@TuringEquivalent,
TuringEquivalent wrote:Wrong! I care for W as much as i care for other philosophers. The problem with you is that you are so in heat for him that you can` t judge objectively his position.
I take a Wittgensteinian view of mathematics, just as you take a Platonic view of mathematics, but I would hardly describe you as a bitch in heat, I would merely describe you as wrong, and I have enumerated the reasons for this.
Quote:Where did i misunderstood W, moron? I paraphrasing the stanford philosophy dictionary on his view on math. So, i did not "misunderstood". If you do ******* read, and understand the stanford article, you know that his view on math is formalism. If you actually know some philosophy of math, you know that formalism is inconsistent with Godel theorem.
I have read most of Wittgenstein's works, a great deal of the secondary literature, and I have had tutorials with, and been lectured at by, some very eminent philosophers in the field of Wittgenstein scholarship on the matter; I do not take my philosophical opinions from the SEP. In any case, I'm pretty sure that entries in the Stanford Encyclopaedia of Philosophy, as helpful as they often are, do not lay down incontrovertible exegesis.
Formalism is the doctrine that the foundations of mathematics reside in the transformation rules that supposedly govern the move from one string of symbols to the next. In other words, a theorem is true if the transformation rules of a system allow us to go from the axioms of the system to the theorem in question. Thus, formalism shifts the foundations of arithematic from mathematical objects - numbers - to proofs. Now, we might think of the transformation rules as determining what theorems may be "properly" inferred from the axioms, and which theorems may not be. Wittgenstein's rule following passages argue, very convincingly, that the transformation rules of a system do not determine anything. On one interpretation of the transformation rules a certain theorem may be inferred, and on another interpretation it may not be. Moreover, suppose there is a "right" interpretation of a rule. This just hangs in the air with the rule that it interprets! It, too, stands in need of an interpretation if it is to do anything, and thus we get an infinite regress; a rule does not, in and of itself, force us to judge anything to accord or discord with it. We are thus forced to conclude that going by a rule cannot be supplying the right interpretation, otherwise, there is no such thing as going by a rule: anything can be said to be in accord with it. So, why does 2+2=4? Well, we all agree it does, and we do not deem anything else to be a legitimate move in the language-game, that's all there is to it.
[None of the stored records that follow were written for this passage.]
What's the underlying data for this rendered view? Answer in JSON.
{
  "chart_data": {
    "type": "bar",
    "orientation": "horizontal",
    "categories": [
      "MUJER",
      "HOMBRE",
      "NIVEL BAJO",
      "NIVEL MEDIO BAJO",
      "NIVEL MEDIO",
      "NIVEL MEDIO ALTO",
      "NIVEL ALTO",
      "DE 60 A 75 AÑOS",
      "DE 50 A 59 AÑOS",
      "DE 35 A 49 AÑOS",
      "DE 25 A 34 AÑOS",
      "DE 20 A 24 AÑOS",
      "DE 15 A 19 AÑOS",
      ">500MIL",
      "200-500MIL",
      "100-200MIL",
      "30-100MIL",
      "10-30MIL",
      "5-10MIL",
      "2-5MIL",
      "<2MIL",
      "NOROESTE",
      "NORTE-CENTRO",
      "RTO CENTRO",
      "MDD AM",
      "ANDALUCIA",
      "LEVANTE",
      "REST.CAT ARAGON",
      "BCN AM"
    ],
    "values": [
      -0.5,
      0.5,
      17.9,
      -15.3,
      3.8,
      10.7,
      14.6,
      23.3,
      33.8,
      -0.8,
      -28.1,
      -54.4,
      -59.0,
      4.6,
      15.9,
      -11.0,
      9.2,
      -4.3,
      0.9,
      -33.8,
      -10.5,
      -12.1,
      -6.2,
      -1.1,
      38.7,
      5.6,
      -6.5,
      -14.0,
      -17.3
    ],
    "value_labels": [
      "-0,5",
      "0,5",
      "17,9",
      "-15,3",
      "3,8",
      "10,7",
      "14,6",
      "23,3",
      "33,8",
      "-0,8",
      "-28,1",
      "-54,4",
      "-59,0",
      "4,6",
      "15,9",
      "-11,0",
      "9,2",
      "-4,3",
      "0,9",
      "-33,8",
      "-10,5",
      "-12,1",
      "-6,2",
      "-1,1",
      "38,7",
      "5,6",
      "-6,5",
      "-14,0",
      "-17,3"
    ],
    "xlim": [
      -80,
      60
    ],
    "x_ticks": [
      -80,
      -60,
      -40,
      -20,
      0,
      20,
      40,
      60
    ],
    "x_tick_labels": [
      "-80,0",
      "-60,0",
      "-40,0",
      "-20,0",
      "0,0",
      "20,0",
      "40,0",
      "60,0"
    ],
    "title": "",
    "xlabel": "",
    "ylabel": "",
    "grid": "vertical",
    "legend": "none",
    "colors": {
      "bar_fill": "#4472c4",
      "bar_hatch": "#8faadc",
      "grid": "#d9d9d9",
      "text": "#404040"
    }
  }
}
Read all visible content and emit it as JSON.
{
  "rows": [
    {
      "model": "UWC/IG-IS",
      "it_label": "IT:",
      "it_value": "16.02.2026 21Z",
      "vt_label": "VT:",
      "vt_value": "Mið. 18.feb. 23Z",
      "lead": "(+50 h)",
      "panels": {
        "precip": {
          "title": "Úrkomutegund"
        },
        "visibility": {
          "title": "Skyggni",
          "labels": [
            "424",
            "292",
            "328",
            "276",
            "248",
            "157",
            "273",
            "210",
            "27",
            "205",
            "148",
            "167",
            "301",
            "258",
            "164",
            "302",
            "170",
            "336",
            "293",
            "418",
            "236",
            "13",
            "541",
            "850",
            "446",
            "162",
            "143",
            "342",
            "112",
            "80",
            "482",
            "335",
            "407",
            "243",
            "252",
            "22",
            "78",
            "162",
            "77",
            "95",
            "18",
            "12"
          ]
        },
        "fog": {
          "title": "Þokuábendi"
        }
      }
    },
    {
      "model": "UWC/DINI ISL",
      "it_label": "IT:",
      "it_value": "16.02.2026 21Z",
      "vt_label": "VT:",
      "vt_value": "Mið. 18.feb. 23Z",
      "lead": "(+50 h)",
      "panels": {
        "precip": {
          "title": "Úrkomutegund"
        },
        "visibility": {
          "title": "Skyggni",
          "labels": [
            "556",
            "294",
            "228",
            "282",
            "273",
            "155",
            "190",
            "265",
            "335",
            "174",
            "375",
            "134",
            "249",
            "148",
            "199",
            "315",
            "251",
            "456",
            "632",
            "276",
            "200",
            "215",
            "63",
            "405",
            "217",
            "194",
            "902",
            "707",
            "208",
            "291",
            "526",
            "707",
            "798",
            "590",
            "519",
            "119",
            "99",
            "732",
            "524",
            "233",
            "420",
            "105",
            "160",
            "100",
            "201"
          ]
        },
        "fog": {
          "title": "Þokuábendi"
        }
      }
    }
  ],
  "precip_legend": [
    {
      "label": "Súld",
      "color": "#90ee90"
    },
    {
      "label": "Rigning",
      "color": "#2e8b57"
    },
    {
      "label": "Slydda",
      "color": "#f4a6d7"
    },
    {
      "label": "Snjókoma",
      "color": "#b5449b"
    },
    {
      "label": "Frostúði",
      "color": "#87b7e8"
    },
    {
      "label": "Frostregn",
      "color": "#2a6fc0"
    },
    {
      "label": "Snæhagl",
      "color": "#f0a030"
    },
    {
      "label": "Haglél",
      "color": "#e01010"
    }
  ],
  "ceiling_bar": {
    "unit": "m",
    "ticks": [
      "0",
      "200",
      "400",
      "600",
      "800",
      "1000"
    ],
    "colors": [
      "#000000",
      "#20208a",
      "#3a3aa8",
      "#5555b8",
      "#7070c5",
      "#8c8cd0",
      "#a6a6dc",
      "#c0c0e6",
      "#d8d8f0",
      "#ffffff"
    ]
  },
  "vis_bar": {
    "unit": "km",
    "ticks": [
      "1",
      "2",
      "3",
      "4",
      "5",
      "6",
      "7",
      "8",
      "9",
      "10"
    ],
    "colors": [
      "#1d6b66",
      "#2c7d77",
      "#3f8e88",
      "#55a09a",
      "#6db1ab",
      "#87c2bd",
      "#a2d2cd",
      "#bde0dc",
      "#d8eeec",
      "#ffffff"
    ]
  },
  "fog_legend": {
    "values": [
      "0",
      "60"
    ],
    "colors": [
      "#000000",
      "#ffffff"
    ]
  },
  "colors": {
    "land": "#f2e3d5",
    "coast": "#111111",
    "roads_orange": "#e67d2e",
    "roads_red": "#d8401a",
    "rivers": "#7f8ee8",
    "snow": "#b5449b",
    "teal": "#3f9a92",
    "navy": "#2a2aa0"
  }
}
Now, it is very easy to see how the incompleteness theorems block off formalism, for if formalism tells us that mathematics is just the application of a set of transformation rules to a set of axioms, then this is not just a philosophical hypothesis, but but it is also a mathematical hypothesis (Hilbert's second problem): All mathematical theorems can be proved from a set of consistent axioms. Godel, of course, proves that if a system is consistent, then there is a statement of its own consistency within the system that it cannot prove. This clearly rules out formalism, as a truth of the system(its consistency, which Godel shows us how to express in the system), cannot be given by the transformation rules. Wittgenstein, however, is not putting forward a mathematical hypothesis, he is discussing the nature of mathematical theorems, and this cannot be refuted by a particular mathematical result.
Quote: No, the issue is not about ******* consistency. It is about completeness! Any deductive system expressive enough to express arithmetic truth is necessary incomplete. This begs the question why there are some math statements that are true, but undecidable. Platonism would give the best answer for this.
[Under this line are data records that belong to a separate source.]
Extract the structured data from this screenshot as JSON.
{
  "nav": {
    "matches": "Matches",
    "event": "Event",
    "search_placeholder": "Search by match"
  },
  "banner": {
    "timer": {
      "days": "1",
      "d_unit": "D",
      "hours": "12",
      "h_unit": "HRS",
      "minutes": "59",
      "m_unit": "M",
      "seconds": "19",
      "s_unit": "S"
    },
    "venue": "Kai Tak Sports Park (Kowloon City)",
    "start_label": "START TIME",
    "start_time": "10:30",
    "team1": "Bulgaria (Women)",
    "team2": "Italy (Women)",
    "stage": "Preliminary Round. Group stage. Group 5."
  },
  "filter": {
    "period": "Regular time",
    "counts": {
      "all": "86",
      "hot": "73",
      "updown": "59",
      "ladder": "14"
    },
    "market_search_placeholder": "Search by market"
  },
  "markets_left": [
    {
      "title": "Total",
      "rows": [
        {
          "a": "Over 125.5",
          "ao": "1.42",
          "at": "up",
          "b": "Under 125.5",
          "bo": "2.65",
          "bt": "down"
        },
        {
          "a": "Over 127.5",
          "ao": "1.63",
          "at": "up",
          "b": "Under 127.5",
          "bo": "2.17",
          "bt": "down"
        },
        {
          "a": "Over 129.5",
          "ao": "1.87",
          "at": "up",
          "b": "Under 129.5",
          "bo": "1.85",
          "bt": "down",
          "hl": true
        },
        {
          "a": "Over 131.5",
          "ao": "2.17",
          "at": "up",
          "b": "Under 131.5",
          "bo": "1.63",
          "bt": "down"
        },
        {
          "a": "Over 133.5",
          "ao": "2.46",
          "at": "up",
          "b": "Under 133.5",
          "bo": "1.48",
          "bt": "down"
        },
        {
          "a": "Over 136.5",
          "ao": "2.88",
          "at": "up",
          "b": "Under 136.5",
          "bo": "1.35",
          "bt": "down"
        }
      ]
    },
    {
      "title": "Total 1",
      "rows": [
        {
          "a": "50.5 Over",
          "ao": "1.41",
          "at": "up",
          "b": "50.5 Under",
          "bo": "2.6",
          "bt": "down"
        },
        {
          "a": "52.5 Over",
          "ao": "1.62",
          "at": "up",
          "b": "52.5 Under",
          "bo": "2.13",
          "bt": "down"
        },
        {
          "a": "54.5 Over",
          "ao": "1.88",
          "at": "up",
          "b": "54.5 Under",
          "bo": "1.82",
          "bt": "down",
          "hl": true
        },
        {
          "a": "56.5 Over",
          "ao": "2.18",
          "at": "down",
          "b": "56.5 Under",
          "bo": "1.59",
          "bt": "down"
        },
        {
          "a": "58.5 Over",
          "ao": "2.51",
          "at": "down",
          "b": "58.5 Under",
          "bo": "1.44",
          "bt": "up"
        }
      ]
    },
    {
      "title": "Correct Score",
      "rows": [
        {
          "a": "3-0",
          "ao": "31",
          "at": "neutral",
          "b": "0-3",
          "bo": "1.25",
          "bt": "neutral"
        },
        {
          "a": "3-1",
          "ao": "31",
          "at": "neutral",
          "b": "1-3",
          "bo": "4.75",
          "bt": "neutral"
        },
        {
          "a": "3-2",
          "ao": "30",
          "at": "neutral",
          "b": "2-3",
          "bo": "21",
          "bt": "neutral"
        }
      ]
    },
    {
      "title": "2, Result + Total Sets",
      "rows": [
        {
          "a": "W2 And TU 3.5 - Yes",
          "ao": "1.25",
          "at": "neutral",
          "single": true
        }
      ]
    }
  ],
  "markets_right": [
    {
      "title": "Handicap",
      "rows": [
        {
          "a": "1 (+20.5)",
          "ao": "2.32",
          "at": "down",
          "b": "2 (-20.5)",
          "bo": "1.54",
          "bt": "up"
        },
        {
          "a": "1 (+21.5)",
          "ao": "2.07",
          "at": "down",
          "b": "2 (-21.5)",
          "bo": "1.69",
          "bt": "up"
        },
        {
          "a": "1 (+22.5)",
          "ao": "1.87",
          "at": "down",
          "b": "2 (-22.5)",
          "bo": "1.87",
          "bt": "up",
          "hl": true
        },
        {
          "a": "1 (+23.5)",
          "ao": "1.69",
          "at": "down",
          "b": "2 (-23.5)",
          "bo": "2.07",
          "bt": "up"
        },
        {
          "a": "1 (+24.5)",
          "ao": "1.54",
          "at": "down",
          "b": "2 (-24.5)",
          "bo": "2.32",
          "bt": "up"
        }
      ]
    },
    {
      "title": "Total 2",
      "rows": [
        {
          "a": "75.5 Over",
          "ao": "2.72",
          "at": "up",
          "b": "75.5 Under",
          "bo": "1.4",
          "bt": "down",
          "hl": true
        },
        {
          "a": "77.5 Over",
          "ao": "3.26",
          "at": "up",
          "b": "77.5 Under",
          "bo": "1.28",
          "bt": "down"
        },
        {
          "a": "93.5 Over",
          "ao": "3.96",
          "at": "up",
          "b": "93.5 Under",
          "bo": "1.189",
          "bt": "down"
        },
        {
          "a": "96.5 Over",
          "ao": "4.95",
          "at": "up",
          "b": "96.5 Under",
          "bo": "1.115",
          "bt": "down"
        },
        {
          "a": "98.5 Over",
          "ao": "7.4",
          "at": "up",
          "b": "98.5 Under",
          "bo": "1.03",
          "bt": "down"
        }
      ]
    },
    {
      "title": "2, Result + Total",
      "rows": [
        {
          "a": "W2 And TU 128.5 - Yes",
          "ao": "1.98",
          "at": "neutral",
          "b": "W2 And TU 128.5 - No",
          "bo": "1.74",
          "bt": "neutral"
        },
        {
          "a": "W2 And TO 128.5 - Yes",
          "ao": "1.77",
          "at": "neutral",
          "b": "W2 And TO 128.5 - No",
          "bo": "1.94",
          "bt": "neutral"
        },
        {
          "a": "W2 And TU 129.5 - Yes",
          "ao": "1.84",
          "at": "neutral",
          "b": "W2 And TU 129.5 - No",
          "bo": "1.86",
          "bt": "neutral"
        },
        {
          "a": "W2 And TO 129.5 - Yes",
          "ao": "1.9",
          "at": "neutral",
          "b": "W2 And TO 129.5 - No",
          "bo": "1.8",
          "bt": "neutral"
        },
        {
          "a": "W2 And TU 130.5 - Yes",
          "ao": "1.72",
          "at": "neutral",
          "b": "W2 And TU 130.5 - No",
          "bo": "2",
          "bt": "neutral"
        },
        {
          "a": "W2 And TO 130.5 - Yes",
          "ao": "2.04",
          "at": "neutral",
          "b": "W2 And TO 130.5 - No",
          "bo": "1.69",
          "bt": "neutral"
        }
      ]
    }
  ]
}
Godel's theorem is not a mysterious metaphysical result, it is a rigorous proof-theoretic result showing that
if mathematics is consistent, then mathematical truths cannot be reduced to its axioms and transformation rules. This does not add anything positive to platonism. This only begs the question as to why mathematical statements can be true but unprovable if you for some reason thought that provability and truth had to be coextensive in the first place, what makes you think that I (or Wittgenstein) did?
Also, there are more creative ways to add emphasis to a piece of writing than using the word, "*******". It's a bit crude and unsophisticated.